Foreign exchange, one of the most popularly traded markets globally, is also referred to as forex trading or FX. It refers to the exchange of currencies on a determined exchange price. Today, forex trading brings out profits amount to more than $4 trillion each day. This niche has become quite popular, even better than the New York Stock Exchange with turnovers of almost $50 billion each day. Simply put, forex trading is one of the largest financial trading niches globally.
Through the power of speculation, forex traders usually exchange one currency for the other through buying and selling for profit. At any time, the currency value of any denomination can depreciate or appreciate which can be attributable to a variety of factors. These include geopolitics and economic constraints. Using information on the recent trades, forex traders speculate the way forward for any currency and use this information to gain profits through selling or buying different binary boom currencies.
Contrary to the normal financial markets, forex markets don’t have an exact physical location, specific timeline for trading or central exchange points. Rather, any one from any part of the world can trade day and night and gain profit accordingly. There are no requirements or restrictions on which individuals can participate in these trades and so participants can range from individuals to banks or businesses. Every single passing second, a currency can depreciate or appreciate giving the trader a chance to make a fortune or not from any transaction.
Features Of Forex Trading
• 24 Hours Trading
This is one of the reasons why forex trading has become quite popular all over the world. From Sunday evening all through the week to the wee hours of Friday night, you can make your transaction without time running out. In the Australian continent, trading opens up on Monday morning followed closely by the Asian continent (which mostly happens in Singapore and Tokyo) then the London markets open up throughout the week until Friday night when New York forex markets make the last call.
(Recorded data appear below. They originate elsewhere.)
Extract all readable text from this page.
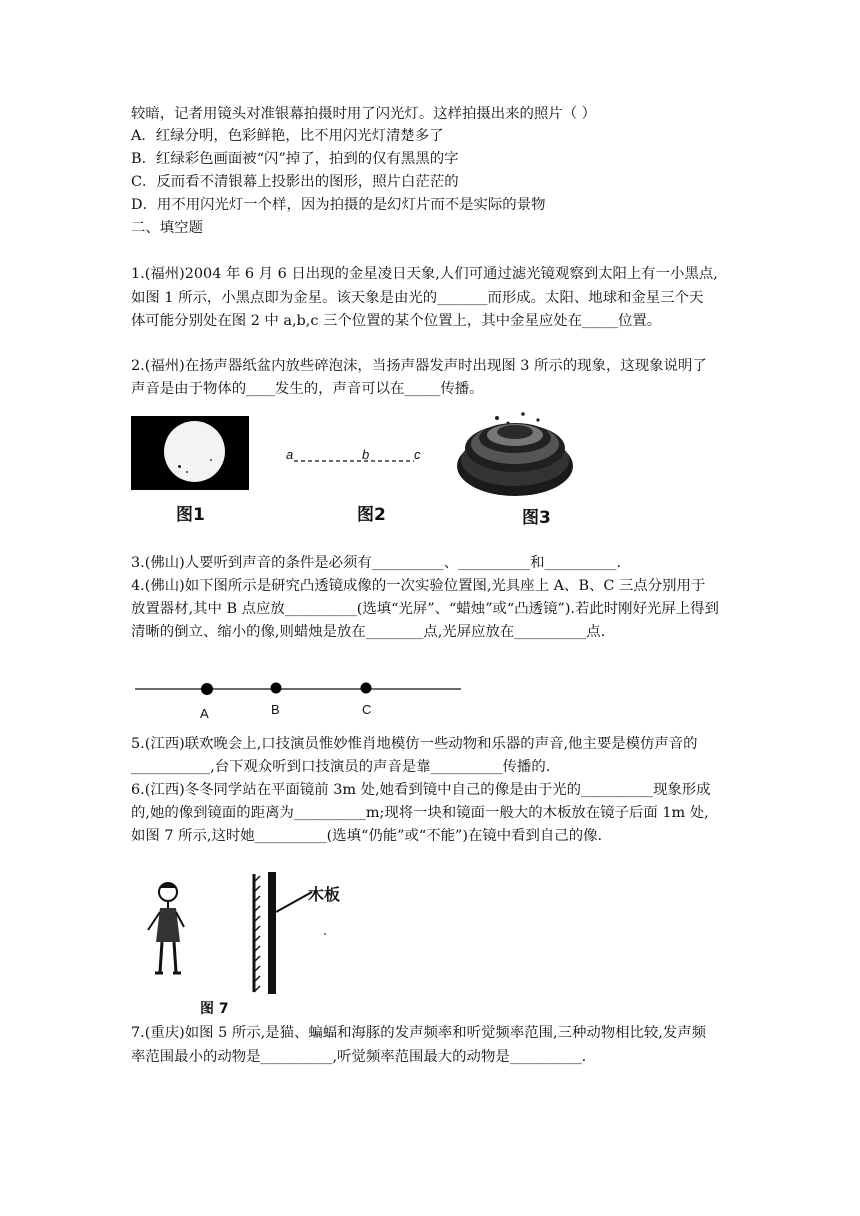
较暗，记者用镜头对准银幕拍摄时用了闪光灯。这样拍摄出来的照片（ ）
A．红绿分明，色彩鲜艳，比不用闪光灯清楚多了
B．红绿彩色画面被“闪”掉了，拍到的仅有黑黑的字
C．反而看不清银幕上投影出的图形，照片白茫茫的
D．用不用闪光灯一个样，因为拍摄的是幻灯片而不是实际的景物
二、填空题
1.(福州)2004 年 6 月 6 日出现的金星凌日天象,人们可通过滤光镜观察到太阳上有一小黑点,
如图 1 所示，小黑点即为金星。该天象是由光的_______而形成。太阳、地球和金星三个天
体可能分别处在图 2 中 a,b,c 三个位置的某个位置上，其中金星应处在_____位置。
2.(福州)在扬声器纸盆内放些碎泡沫，当扬声器发声时出现图 3 所示的现象，这现象说明了
声音是由于物体的____发生的，声音可以在_____传播。
图1
a	b	c
图2	图3
3.(佛山)人要听到声音的条件是必须有__________、__________和__________.
4.(佛山)如下图所示是研究凸透镜成像的一次实验位置图,光具座上 A、B、C 三点分别用于
放置器材,其中 B 点应放__________(选填“光屏”、“蜡烛”或“凸透镜”).若此时刚好光屏上得到
清晰的倒立、缩小的像,则蜡烛是放在________点,光屏应放在__________点.
A	B	C
5.(江西)联欢晚会上,口技演员惟妙惟肖地模仿一些动物和乐器的声音,他主要是模仿声音的
___________,台下观众听到口技演员的声音是靠__________传播的.
6.(江西)冬冬同学站在平面镜前 3m 处,她看到镜中自己的像是由于光的__________现象形成
的,她的像到镜面的距离为__________m;现将一块和镜面一般大的木板放在镜子后面 1m 处,
如图 7 所示,这时她__________(选填“仍能”或“不能”)在镜中看到自己的像.
木板
图 7
7.(重庆)如图 5 所示,是猫、蝙蝠和海豚的发声频率和听觉频率范围,三种动物相比较,发声频
率范围最小的动物是__________,听觉频率范围最大的动物是__________.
Price gapping, a practice where currency prices jump from one level to the other without any trading, is considerably reduced thanks to the 24 hour clock on the forex markets. Even better, forex traders can make their trades and take a stand any time they feel like doing so. To be honest, forex markets can be quite dull at times which means that the trading volumes are lower than average. However this widens the market spreads considerably.
In order to make a transaction in the forex exchange markets, you are required to deposit a smaller percentage of the whole sum. Therefore, foreign exchange trades are leveraged and marginalized depending on the current market situations. The risk of a loss or the probability of gaining profit from any trade depending on the initial capital can be quite higher than traditional financial trading methods.
All the currencies exchanged on the forex markets are paired against one another for effective pricing. They are simply divided into counter currency found on the right and the base currency found on the left side of the pairing. An example currency pairing is EUR/USD where the base currency is Euros and the counter currency is the dollar.
Depending on the nature of appreciating or depreciating of forex currency, the price movements are triggered considerably. For instance, if the price for the EUR/USD currency pairing was to depreciate, this would mean that the counter currency (USD) was actually increasing while the other (EUR) was decreasing.
Therefore, when forex traders are buying a specific currency pair, they do so with the assumption that the base currency price will increase rather than the counter currency. On the other hand, forex traders make a sale with the assumption that the base currency will depreciate in value while the counter currency increases.
• Percentage In Points (Pips)
Most of the currency pairs used in forex trading are quoted up to 5 decimal places. Change can occur from the 4th decimal place which is what is referred to as a pip. For instance, f the pairing of the EUR/USD changed from 1.33600 to 1.33720, the change would be stated as 12 pips (which is 72-60).
• Market Spreads
The difference between the bid/ask price of the currency pair is referred to as the market spread. For instance, if the pair EUR/USD is trading at 1.33600/1.33608 (which the spread would be 0.8 pips or simply 0.00008). There are a few exceptions to this are the currency pairs with the Japanese currency. For instance the pairing USD/JPY is to 2 decimal places rather than 5. As such as a pairing of USD/JPY with the price of 97.61/97.64, would result in a spread of 3 pips.
Determinants Of The Forex Price
Forex prices can be influenced by issues such as political stability/instability, economic conditions, investment flows, international trade, currency intervention, monetary policy or natural disasters. Prices can change immediately depending on short-term situations or news which gives forex traders more opportunities.